True, but we've built tokamaks and we're building ITER, which so far has an estimated price of between $45 billion and $65 billion.

Now of course that's a research reactor full of experiments and instrumentation that wouldn't be part of a normal power plant, but given current experience that I think we can expect we won't suddenly knock down the cost to $100M. It's going to be somewhere in the billions. And we have expectations of that DEMO is going to make 750MWe.

We can then plug those estimates into the calculator and basically figure out how cheap and how powerful a fusion reactor has to be for it to make economical sense.

DennisP 4 minutes ago | parent | next [-]

Part of that cost is from ITER being so huge, which is because they use obsolete superconductors.
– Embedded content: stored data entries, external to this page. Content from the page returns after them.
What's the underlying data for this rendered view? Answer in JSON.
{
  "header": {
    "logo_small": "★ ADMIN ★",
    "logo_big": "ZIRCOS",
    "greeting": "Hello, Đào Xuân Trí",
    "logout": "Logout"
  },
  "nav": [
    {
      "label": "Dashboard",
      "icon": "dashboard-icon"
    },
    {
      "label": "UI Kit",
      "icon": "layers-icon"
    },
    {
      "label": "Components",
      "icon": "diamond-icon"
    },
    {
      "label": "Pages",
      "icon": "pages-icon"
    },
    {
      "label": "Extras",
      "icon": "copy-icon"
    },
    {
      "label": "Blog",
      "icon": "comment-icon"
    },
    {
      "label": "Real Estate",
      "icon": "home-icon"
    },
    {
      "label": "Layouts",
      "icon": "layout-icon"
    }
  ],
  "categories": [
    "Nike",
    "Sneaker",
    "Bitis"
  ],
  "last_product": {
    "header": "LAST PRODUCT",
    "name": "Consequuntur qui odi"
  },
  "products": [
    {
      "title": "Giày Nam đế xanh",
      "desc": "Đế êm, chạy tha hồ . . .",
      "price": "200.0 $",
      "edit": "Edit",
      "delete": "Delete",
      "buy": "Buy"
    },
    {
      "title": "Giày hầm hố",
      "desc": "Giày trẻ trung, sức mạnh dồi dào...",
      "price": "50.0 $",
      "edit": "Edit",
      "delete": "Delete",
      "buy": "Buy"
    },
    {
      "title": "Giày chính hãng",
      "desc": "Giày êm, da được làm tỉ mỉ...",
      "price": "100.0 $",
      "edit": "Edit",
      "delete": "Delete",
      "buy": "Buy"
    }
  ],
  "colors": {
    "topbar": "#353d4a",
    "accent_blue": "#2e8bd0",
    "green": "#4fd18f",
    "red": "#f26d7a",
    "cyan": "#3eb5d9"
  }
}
CFS is doing the same thing in a reactor a tenth as big, using newer superconductors that support stronger magnetic fields. Tokamak output scales with the fourth power of magnetic field strength, and the square of size.

The size and also the complicated governance have made ITER very slow to build, which also increases expense. The JET tokamak is about the size of the reactor CFS is building, and JET was built in a year for the reactor itself, plus three years before that for the building they put it in.

tovej 2 hours ago | parent | prev [-]

I think a lot of the cost is custom parts. Standardization and economy of scale would bring the price down quite a bit.

dale_glass 2 hours ago | parent [-]

If that happens it will still take decades.

It took us a lot of time to standardize computers. We made lots of weird architectures before things settled down.